Podstawowa różnica w poglądach obu kandydatów dotyczy oceny tego, co Polska osiągnęła w gospodarce przez ostatnie 25 lat. Dla obecnego prezydenta (tak jak dla większości ekonomistów, nie tylko polskich) to był wielki sukces. Ćwierćwiecze stałego wzrostu gospodarczego jest zjawiskiem niespotykanym w skali globu. Andrzej Duda patrzy jednak na to inaczej. On naszą gospodarkę postrzega z perspektywy niezaspokojonych aspiracji i roszczeń dużej części naszego społeczeństwa, która albo zarabia mało albo w ogóle nie ma pracy. Dlatego kandydata PiS nie interesuje czy Polskę stać np. na przywrócenie niższego wieku emerytalnego. Dla niego jest ważne, że wielu się tego domaga, więc trzeba im to obiecać.

Przedstawione na debacie poglądy gospodarcze prezydenta Komorowskiego były więc bliskie temu, co słyszymy od poważnych ekonomistów. Ale nie było w tym zapowiedzi rewolucji, czy nawet potrzebnych reform itp. Najbardziej awangardowa sprawą było przypomnienie, jego pomysłu prawnego wsparcia przemysłowców w walkach z fiskusem. Co dziwne wydaje się w czasie debaty to Andrzej Duda więcej wspominał o gospodarce. Ale to raczej nie była jego najmocniejsza strona. W pewnym momencie nawet przejęzyczył się i mówił o milionach zamiast miliardów i nie poprawił się. Ważne, ze większość ekonomistów nie byłaby zachwycona tym, co mówił. Obok znanych haseł o wspieraniu innowacji, badań naukowych czy polskich przedsiębiorców. Pojawił się pomysł opodatkowania supermarketów a nawet aktywów bankowych.

Obaj kandydaci chcą poprawić warunki działania polskich firm a Andrzej Duda zacząłby chyba walkę z zachodnim kapitałem.

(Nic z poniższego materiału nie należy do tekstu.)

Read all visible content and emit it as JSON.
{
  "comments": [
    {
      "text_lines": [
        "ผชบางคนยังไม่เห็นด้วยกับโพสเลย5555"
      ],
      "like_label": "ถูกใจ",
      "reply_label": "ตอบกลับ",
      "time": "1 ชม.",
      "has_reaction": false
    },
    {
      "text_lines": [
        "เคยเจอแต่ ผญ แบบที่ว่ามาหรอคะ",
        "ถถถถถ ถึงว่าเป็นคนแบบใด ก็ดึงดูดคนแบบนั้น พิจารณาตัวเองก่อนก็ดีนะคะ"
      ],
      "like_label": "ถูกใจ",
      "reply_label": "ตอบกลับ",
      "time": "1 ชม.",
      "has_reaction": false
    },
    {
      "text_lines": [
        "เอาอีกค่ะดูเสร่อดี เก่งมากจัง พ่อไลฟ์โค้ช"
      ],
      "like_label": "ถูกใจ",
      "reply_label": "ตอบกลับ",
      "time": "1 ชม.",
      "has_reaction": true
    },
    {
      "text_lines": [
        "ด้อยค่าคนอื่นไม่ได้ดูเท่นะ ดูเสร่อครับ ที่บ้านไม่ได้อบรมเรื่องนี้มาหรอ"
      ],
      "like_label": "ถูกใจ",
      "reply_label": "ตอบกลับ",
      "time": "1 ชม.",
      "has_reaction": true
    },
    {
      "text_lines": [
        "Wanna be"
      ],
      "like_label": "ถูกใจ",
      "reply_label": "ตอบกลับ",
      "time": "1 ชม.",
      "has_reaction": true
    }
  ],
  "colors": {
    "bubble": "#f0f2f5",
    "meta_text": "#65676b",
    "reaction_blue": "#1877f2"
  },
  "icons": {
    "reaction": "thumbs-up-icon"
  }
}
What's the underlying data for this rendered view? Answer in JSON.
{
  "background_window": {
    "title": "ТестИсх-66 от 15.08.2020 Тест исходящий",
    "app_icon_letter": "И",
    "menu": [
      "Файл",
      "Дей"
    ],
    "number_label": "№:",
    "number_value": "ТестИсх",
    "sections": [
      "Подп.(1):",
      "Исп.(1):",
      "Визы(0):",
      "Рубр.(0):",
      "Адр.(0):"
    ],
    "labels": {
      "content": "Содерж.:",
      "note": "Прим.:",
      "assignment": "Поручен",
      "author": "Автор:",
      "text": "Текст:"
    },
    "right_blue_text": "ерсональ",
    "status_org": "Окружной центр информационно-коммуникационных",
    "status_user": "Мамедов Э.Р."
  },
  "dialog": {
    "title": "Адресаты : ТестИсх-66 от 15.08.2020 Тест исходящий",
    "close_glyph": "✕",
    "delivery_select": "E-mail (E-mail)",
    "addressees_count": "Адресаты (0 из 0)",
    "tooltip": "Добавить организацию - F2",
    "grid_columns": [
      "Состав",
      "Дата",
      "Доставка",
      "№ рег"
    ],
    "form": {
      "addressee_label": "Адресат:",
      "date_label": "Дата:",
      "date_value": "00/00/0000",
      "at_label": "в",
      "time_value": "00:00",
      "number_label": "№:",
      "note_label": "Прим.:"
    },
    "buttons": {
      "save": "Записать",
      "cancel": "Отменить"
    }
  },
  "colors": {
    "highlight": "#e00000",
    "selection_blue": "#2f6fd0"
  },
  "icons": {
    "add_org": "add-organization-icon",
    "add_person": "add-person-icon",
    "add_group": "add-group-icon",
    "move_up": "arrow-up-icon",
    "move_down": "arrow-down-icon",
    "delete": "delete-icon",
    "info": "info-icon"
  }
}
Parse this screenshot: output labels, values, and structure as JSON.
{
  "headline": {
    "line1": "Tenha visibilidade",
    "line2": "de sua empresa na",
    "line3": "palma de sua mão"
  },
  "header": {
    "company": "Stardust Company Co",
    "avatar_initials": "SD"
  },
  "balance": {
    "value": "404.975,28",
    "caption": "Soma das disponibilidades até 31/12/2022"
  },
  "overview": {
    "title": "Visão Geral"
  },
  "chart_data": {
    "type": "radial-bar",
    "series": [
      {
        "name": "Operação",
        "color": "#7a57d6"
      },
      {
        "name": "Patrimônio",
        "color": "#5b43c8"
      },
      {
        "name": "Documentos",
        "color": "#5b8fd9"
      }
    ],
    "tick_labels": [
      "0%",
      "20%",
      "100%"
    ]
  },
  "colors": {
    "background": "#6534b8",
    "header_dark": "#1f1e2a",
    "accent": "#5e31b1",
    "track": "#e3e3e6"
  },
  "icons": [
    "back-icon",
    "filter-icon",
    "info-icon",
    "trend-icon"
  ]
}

W trakcie debaty okazało się, że ma potrzeby poważnych zmian w gospodarce. Gdyby przyszłość Polski zależałaby wyłącznie od obu kandydatów nie czekałyby nas żadne istotne reformy, wszystkie nierozwiązane problemy gospodarcze będą czekać. Pytanie czy do wyborów parlamentarnych czy jeszcze dłużej.